6. The pharmaceutical composition according to claim 1 wherein the composition exhibited dissolution profile of more than 20% in one hour, between 30 % to 70% in 5 hours and not less than 80% in 10 hours when tested in a USP type I (Basket) apparatus at 100 rpm in 900 ml Phosphate Buffer pH 6.8.
7. The pharmaceutical composition according to claim 1 wherein the pharmaceutically acceptable excipient is selected from one or more of binder, antioxidant, lubricant, diluent, glidant disintegrant, plasticizer, anticaking agent, film coating agent and coloring agent.

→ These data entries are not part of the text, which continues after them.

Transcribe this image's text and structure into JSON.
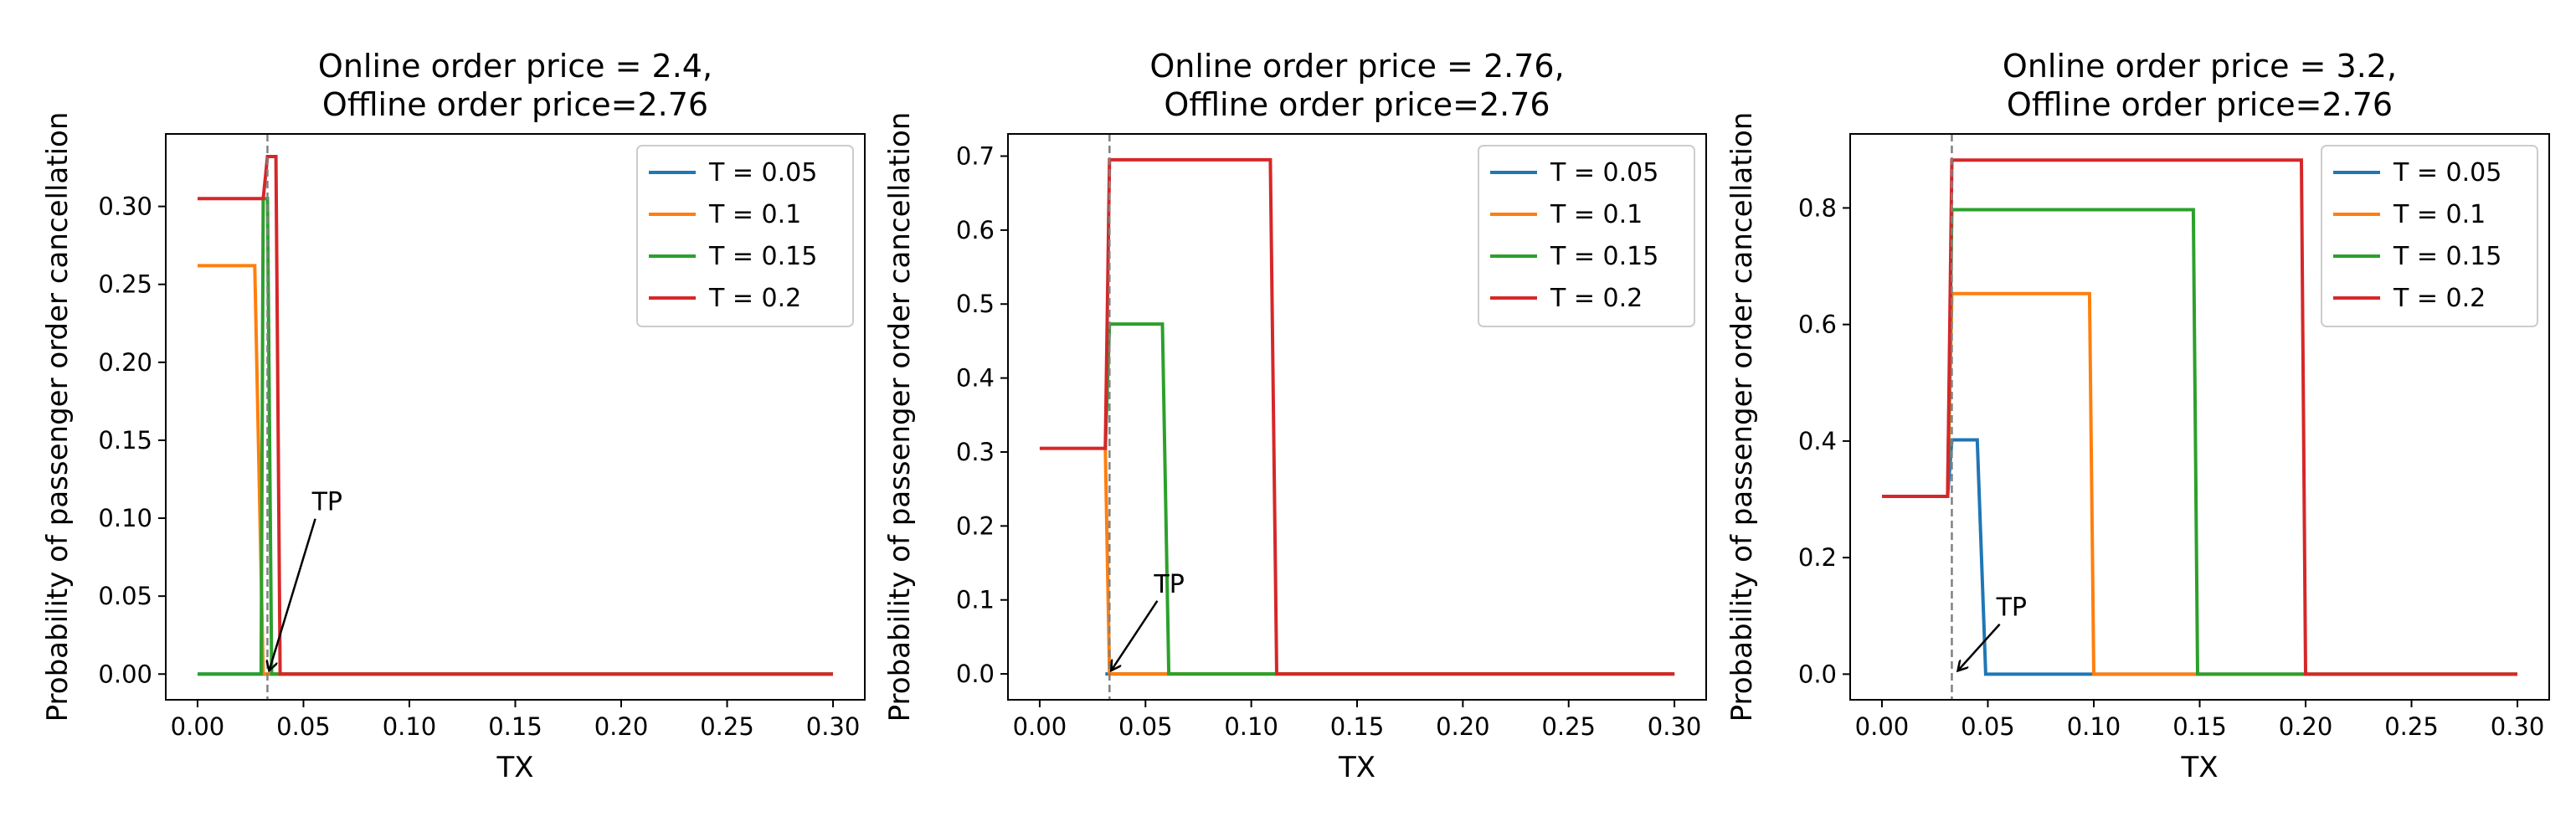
{
  "chart_data": [
    {
      "type": "line",
      "title": [
        "Online order price = 2.4,",
        "Offline order price=2.76"
      ],
      "xlabel": "TX",
      "ylabel": "Probability of passenger order cancellation",
      "xlim": [
        -0.015,
        0.315
      ],
      "ylim": [
        -0.0165,
        0.3465
      ],
      "xticks": [
        0.0,
        0.05,
        0.1,
        0.15,
        0.2,
        0.25,
        0.3
      ],
      "xtick_labels": [
        "0.00",
        "0.05",
        "0.10",
        "0.15",
        "0.20",
        "0.25",
        "0.30"
      ],
      "yticks": [
        0.0,
        0.05,
        0.1,
        0.15,
        0.2,
        0.25,
        0.3
      ],
      "ytick_labels": [
        "0.00",
        "0.05",
        "0.10",
        "0.15",
        "0.20",
        "0.25",
        "0.30"
      ],
      "vline_x": 0.033,
      "annotation": {
        "text": "TP",
        "xy": [
          0.033,
          0.0
        ],
        "xytext": [
          0.054,
          0.105
        ]
      },
      "legend_position": "top-right",
      "series": [
        {
          "name": "T = 0.05",
          "color": "#1f77b4",
          "points": [
            [
              0.0,
              0.0
            ],
            [
              0.3,
              0.0
            ]
          ]
        },
        {
          "name": "T = 0.1",
          "color": "#ff7f0e",
          "points": [
            [
              0.0,
              0.262
            ],
            [
              0.027,
              0.262
            ],
            [
              0.031,
              0.0
            ],
            [
              0.3,
              0.0
            ]
          ]
        },
        {
          "name": "T = 0.15",
          "color": "#2ca02c",
          "points": [
            [
              0.0,
              0.0
            ],
            [
              0.03,
              0.0
            ],
            [
              0.031,
              0.305
            ],
            [
              0.033,
              0.305
            ],
            [
              0.035,
              0.0
            ],
            [
              0.3,
              0.0
            ]
          ]
        },
        {
          "name": "T = 0.2",
          "color": "#d62728",
          "points": [
            [
              0.0,
              0.305
            ],
            [
              0.031,
              0.305
            ],
            [
              0.033,
              0.332
            ],
            [
              0.037,
              0.332
            ],
            [
              0.039,
              0.0
            ],
            [
              0.3,
              0.0
            ]
          ]
        }
      ]
    },
    {
      "type": "line",
      "title": [
        "Online order price = 2.76,",
        "Offline order price=2.76"
      ],
      "xlabel": "TX",
      "ylabel": "Probability of passenger order cancellation",
      "xlim": [
        -0.015,
        0.315
      ],
      "ylim": [
        -0.035,
        0.73
      ],
      "xticks": [
        0.0,
        0.05,
        0.1,
        0.15,
        0.2,
        0.25,
        0.3
      ],
      "xtick_labels": [
        "0.00",
        "0.05",
        "0.10",
        "0.15",
        "0.20",
        "0.25",
        "0.30"
      ],
      "yticks": [
        0.0,
        0.1,
        0.2,
        0.3,
        0.4,
        0.5,
        0.6,
        0.7
      ],
      "ytick_labels": [
        "0.0",
        "0.1",
        "0.2",
        "0.3",
        "0.4",
        "0.5",
        "0.6",
        "0.7"
      ],
      "vline_x": 0.033,
      "annotation": {
        "text": "TP",
        "xy": [
          0.033,
          0.0
        ],
        "xytext": [
          0.054,
          0.11
        ]
      },
      "legend_position": "top-right",
      "series": [
        {
          "name": "T = 0.05",
          "color": "#1f77b4",
          "points": [
            [
              0.031,
              0.0
            ],
            [
              0.3,
              0.0
            ]
          ]
        },
        {
          "name": "T = 0.1",
          "color": "#ff7f0e",
          "points": [
            [
              0.031,
              0.305
            ],
            [
              0.033,
              0.0
            ],
            [
              0.3,
              0.0
            ]
          ]
        },
        {
          "name": "T = 0.15",
          "color": "#2ca02c",
          "points": [
            [
              0.031,
              0.305
            ],
            [
              0.033,
              0.473
            ],
            [
              0.058,
              0.473
            ],
            [
              0.061,
              0.0
            ],
            [
              0.3,
              0.0
            ]
          ]
        },
        {
          "name": "T = 0.2",
          "color": "#d62728",
          "points": [
            [
              0.0,
              0.305
            ],
            [
              0.031,
              0.305
            ],
            [
              0.033,
              0.695
            ],
            [
              0.109,
              0.695
            ],
            [
              0.112,
              0.0
            ],
            [
              0.3,
              0.0
            ]
          ]
        }
      ]
    },
    {
      "type": "line",
      "title": [
        "Online order price = 3.2,",
        "Offline order price=2.76"
      ],
      "xlabel": "TX",
      "ylabel": "Probability of passenger order cancellation",
      "xlim": [
        -0.015,
        0.315
      ],
      "ylim": [
        -0.044,
        0.927
      ],
      "xticks": [
        0.0,
        0.05,
        0.1,
        0.15,
        0.2,
        0.25,
        0.3
      ],
      "xtick_labels": [
        "0.00",
        "0.05",
        "0.10",
        "0.15",
        "0.20",
        "0.25",
        "0.30"
      ],
      "yticks": [
        0.0,
        0.2,
        0.4,
        0.6,
        0.8
      ],
      "ytick_labels": [
        "0.0",
        "0.2",
        "0.4",
        "0.6",
        "0.8"
      ],
      "vline_x": 0.033,
      "annotation": {
        "text": "TP",
        "xy": [
          0.035,
          0.0
        ],
        "xytext": [
          0.054,
          0.1
        ]
      },
      "legend_position": "top-right",
      "series": [
        {
          "name": "T = 0.05",
          "color": "#1f77b4",
          "points": [
            [
              0.0,
              0.305
            ],
            [
              0.031,
              0.305
            ],
            [
              0.033,
              0.402
            ],
            [
              0.045,
              0.402
            ],
            [
              0.049,
              0.0
            ],
            [
              0.3,
              0.0
            ]
          ]
        },
        {
          "name": "T = 0.1",
          "color": "#ff7f0e",
          "points": [
            [
              0.0,
              0.305
            ],
            [
              0.031,
              0.305
            ],
            [
              0.033,
              0.653
            ],
            [
              0.098,
              0.653
            ],
            [
              0.1,
              0.0
            ],
            [
              0.3,
              0.0
            ]
          ]
        },
        {
          "name": "T = 0.15",
          "color": "#2ca02c",
          "points": [
            [
              0.0,
              0.305
            ],
            [
              0.031,
              0.305
            ],
            [
              0.033,
              0.797
            ],
            [
              0.147,
              0.797
            ],
            [
              0.149,
              0.0
            ],
            [
              0.3,
              0.0
            ]
          ]
        },
        {
          "name": "T = 0.2",
          "color": "#d62728",
          "points": [
            [
              0.0,
              0.305
            ],
            [
              0.031,
              0.305
            ],
            [
              0.033,
              0.882
            ],
            [
              0.198,
              0.882
            ],
            [
              0.2,
              0.0
            ],
            [
              0.3,
              0.0
            ]
          ]
        }
      ]
    }
  ]
}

8. The pharmaceutical composition according to claim 7 wherein the binder is hydroxypropyl cellulose, polyvinyl alcohol, polyvinylpyrrolidone, methylcellulose, hydroxymethyl cellulose, copovidone or mixture thereof.
9. The pharmaceutical composition according to claim 7 wherein the antioxidant is butylated hydroxytoluene (BHT), butylhydroxyanisol (BHA), ascorbic acid, sodium ascorbate, propyl gallate (PG), erythorbic acid, sodium nitrite, sodium bisulfite, sodium pyrosulfite, citric acid, edetate sodium or mixture thereof.
10. The pharmaceutical composition according to claim 1 wherein the composition is solid dosage form selected from tablet, granule or capsule.